Pa. R. Co. v. Reeley, No. 5.

CourtCourt of Appeals of Maryland
Writing for the CourtPARKE, Judge
Citation16 A.2d 904
Docket NumberNo. 5.
Decision Date18 December 1940
PartiesPENNSYLVANIA R. CO. v. REELEY.
16 A.2d 904

PENNSYLVANIA R. CO.
v.
REELEY.

No. 5.

Court of Appeals of Maryland.

Dec. 18, 1940.


16 A.2d 905

Appeal from Superior Court of Baltimore City; Samuel K. Dennis, Judge.

Proceeding under the Workmen's Compensation Act by Elva Mae Reeley, claimant, opposed by the Pennsylvania Railroad Company, employer and self-insurer. From an adverse judgment, the employer and self-insurer appeals, and the claimant moves to dismiss the appeal.

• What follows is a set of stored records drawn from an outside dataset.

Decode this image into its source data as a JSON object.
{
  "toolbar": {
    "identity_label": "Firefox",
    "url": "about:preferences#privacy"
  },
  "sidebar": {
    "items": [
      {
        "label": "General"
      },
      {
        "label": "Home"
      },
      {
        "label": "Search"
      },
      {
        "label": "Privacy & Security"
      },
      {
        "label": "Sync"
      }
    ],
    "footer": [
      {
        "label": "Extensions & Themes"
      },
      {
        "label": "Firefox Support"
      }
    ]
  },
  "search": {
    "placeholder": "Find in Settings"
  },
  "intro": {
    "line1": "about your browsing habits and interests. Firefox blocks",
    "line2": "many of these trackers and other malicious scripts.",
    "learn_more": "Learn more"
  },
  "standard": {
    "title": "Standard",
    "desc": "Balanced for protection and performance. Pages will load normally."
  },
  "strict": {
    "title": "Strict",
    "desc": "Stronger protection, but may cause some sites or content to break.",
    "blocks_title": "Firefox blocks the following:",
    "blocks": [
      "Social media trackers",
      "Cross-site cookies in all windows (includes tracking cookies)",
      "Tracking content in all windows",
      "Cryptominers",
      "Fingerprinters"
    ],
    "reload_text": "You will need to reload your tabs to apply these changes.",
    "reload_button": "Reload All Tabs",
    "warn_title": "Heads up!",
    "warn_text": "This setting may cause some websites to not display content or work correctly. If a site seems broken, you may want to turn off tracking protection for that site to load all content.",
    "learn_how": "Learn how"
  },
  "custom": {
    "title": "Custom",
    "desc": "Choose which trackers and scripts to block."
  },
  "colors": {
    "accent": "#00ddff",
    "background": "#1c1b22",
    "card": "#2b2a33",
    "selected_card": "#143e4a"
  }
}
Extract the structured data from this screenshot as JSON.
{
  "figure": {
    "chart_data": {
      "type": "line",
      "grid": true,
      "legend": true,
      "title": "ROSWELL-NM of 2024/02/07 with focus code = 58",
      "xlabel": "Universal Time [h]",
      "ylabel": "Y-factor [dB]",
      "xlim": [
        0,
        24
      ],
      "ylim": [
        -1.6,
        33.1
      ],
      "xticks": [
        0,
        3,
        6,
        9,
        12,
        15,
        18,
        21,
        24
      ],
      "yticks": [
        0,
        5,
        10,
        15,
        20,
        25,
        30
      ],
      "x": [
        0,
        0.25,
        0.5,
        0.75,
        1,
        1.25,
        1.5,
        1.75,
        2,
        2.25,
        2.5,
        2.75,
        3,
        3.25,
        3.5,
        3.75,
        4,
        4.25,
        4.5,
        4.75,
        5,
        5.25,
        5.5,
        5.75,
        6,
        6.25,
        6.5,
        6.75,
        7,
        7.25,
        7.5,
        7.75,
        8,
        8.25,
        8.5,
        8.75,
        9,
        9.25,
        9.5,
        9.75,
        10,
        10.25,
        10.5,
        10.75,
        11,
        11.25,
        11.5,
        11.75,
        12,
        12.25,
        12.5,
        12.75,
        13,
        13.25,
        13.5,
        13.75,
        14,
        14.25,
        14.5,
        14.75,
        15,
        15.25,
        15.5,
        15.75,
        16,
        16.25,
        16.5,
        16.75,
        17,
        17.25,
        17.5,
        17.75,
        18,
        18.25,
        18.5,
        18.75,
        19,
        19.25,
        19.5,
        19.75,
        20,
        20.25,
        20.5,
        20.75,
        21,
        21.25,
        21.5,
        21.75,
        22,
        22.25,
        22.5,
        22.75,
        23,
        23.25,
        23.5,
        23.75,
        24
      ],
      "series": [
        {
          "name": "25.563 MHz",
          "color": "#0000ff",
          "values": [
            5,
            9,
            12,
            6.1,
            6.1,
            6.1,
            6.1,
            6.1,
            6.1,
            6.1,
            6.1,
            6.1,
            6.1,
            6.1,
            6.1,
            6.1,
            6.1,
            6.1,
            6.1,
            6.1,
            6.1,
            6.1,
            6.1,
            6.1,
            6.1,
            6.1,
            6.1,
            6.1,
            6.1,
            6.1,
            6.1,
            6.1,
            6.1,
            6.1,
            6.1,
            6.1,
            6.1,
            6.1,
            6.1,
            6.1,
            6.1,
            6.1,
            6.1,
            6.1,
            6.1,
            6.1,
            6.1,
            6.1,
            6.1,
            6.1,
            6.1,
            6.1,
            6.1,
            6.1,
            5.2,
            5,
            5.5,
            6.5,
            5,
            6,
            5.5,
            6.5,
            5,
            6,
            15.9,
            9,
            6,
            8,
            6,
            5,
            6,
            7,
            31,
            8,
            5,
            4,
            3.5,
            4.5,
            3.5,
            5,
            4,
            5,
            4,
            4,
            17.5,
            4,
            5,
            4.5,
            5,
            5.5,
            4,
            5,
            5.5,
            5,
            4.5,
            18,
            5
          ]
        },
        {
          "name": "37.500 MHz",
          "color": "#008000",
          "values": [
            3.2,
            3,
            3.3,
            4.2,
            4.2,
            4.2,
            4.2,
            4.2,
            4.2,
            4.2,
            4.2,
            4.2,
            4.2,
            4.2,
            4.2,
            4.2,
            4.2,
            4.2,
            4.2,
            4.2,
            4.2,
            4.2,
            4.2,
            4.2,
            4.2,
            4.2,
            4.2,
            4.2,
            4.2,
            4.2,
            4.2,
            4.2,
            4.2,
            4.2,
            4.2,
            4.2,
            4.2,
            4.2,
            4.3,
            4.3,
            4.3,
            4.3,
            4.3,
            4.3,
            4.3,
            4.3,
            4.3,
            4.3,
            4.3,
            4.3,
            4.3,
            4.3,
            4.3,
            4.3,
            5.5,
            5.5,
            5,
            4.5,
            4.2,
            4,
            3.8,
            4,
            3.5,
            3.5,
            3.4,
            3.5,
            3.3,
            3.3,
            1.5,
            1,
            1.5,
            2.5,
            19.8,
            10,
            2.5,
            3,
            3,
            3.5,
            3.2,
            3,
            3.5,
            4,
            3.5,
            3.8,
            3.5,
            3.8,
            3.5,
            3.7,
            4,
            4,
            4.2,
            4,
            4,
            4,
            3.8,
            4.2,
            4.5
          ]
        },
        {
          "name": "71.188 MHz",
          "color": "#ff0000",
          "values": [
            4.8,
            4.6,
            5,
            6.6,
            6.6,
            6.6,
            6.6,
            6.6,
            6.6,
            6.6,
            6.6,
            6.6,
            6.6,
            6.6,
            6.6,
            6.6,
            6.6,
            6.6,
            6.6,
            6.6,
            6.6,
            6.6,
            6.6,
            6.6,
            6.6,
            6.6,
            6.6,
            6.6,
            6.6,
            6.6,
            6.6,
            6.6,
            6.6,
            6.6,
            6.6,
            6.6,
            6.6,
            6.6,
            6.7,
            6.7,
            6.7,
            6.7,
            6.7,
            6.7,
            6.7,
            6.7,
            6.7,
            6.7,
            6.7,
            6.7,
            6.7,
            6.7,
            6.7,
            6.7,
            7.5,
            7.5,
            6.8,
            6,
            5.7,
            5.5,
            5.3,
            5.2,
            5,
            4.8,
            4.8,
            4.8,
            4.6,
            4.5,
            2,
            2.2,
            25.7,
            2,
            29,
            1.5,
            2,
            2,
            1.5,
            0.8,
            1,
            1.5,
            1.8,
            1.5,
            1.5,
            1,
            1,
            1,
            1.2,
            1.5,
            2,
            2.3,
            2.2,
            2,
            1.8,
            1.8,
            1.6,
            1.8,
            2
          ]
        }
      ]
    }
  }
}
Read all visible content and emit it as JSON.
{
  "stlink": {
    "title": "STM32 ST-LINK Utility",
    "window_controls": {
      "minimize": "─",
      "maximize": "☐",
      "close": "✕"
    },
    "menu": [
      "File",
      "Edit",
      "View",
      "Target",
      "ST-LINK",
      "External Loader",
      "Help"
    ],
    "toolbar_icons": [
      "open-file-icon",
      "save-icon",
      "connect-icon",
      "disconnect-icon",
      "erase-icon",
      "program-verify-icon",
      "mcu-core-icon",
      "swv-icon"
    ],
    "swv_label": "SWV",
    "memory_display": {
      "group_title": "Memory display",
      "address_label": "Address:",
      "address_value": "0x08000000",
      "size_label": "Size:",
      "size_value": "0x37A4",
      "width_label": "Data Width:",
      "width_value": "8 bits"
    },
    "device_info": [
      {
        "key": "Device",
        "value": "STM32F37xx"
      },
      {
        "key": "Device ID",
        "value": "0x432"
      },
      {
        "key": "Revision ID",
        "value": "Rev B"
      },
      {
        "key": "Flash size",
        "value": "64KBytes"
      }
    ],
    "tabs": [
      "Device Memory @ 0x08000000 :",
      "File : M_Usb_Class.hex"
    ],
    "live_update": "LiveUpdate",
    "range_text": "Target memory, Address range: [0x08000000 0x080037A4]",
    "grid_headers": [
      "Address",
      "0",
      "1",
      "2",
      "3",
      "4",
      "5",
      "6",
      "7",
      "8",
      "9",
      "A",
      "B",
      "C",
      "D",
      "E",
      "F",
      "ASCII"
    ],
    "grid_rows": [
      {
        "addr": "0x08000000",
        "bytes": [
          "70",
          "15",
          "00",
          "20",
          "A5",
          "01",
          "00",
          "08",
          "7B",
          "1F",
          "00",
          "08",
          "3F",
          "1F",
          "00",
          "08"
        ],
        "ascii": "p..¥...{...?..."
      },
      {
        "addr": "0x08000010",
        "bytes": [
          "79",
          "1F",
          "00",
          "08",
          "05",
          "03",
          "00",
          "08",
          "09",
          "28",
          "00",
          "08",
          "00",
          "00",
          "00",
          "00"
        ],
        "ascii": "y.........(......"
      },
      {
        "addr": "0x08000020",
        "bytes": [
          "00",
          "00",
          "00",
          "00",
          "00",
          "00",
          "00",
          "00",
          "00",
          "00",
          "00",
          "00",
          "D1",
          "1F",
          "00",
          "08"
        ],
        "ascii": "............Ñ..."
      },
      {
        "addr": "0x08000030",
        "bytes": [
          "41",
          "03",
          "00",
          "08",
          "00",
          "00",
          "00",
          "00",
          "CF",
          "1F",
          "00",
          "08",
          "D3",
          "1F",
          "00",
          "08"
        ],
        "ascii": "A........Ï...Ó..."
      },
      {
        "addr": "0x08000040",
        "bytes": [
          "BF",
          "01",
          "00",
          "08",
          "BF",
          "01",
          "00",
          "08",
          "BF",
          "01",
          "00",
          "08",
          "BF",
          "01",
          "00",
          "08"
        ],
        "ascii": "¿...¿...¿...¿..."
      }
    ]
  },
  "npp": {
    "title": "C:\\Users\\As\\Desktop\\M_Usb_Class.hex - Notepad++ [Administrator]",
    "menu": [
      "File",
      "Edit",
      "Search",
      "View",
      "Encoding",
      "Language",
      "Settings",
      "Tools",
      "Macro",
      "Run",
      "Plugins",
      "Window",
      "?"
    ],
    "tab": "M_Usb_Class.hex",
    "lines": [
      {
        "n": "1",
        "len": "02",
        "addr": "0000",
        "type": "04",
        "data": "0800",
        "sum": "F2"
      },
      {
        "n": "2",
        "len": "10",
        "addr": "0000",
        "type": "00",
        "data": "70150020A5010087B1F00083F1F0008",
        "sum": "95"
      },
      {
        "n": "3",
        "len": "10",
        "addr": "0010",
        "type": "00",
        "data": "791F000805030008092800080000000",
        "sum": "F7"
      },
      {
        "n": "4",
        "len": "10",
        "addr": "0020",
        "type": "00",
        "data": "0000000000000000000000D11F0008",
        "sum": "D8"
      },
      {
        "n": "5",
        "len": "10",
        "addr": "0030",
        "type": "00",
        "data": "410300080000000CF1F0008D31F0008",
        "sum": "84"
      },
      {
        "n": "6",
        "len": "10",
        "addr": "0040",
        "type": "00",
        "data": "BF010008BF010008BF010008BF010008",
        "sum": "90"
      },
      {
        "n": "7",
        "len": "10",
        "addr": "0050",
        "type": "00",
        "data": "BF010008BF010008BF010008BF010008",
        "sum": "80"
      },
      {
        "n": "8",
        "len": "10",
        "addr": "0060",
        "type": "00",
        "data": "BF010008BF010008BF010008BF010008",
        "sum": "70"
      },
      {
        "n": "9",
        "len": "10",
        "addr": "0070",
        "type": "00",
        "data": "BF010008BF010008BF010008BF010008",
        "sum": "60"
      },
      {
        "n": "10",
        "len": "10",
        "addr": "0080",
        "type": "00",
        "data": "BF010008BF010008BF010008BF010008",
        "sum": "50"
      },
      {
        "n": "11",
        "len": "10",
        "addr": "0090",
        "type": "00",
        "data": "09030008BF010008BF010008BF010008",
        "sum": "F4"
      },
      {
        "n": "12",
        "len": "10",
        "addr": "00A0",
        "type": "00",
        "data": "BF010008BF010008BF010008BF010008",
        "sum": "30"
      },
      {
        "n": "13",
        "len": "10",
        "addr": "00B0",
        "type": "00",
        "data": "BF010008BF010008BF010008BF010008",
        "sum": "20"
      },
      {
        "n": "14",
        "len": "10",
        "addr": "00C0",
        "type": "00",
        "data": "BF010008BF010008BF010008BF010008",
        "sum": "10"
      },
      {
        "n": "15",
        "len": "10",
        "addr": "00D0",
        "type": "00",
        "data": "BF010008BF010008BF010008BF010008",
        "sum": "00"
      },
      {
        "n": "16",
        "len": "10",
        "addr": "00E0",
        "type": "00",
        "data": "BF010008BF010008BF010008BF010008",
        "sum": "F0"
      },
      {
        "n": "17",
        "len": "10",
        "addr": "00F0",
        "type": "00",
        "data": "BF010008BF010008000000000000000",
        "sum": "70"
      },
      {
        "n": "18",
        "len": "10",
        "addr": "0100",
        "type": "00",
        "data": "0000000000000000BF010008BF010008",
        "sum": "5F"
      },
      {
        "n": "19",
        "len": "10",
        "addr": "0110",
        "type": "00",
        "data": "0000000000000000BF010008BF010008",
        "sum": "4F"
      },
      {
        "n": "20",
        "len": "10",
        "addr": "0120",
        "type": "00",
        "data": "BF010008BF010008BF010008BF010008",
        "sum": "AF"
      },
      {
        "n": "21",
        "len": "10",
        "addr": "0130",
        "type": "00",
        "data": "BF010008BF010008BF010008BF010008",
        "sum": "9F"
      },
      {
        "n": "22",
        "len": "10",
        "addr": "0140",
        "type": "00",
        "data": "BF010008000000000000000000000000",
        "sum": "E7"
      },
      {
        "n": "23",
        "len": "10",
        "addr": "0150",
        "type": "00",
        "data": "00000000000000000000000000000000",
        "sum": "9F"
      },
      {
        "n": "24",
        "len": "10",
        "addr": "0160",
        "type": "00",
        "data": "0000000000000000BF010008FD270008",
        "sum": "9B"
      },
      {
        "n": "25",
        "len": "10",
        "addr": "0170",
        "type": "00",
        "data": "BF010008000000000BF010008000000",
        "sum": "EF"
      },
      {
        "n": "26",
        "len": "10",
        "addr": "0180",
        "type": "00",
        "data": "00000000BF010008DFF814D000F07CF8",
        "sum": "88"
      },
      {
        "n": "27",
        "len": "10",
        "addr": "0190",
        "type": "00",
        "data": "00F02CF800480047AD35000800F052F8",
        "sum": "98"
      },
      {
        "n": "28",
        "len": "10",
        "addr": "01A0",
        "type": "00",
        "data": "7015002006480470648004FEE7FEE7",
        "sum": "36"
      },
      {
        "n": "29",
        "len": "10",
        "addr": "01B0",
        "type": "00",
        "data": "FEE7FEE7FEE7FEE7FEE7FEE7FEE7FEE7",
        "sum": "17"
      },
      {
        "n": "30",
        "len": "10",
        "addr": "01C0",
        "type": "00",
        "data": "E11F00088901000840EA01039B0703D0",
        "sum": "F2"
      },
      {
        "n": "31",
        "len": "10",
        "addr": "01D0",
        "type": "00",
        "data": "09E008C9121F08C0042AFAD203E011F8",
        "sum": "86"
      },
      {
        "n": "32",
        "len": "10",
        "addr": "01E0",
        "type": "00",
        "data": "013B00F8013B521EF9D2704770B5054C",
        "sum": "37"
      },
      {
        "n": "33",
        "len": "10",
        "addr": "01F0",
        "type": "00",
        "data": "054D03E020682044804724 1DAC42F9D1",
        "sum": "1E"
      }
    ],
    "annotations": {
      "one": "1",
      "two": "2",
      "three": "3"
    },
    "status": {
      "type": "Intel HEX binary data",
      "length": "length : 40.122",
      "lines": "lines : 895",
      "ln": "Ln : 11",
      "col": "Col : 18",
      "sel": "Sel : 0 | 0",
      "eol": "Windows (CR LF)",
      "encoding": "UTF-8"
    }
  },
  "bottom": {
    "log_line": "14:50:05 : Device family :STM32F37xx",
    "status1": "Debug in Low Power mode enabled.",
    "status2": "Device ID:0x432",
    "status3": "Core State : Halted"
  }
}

Motion to dismiss appeal denied and judgment reversed without a new trial.

Argued before BOND, C. J., and PARKE, SLOAN, MITCHELL, JOHNSON, and DELAPLAINE, JJ.

Edward E. Hargest, Jr., and O. Bowie Duckett, Jr., both of Baltimore, for appellant.

Avrum K. Rifman, of Baltimore (Isaac Lobe Straus, of Baltimore, on the brief), for appellee.

PARKE, Judge.

The first question on this record is the motion to dismiss the appeal upon the ground that the appellant failed to have the bills of exceptions filed within the time limited by law. The judgment in this case was rendered on January 11th, 1940, and the appeal was entered on the

16 A.2d 906

following January 22nd. The record was received in this Court on April 12th, 1940, which is within the statutory period of three months allowed. Code (1939), Art. 5, § 6. The trial of the instant case was had in the Superior Court of Baltimore City and the procedure for the preparation and signing of the bills of exceptions is to be found in the Code of Public Local Laws of Maryland (1930), Article 4, title "Baltimore City," § 316; Charter of Baltimore City (1938), § 411, pp. 304, 305.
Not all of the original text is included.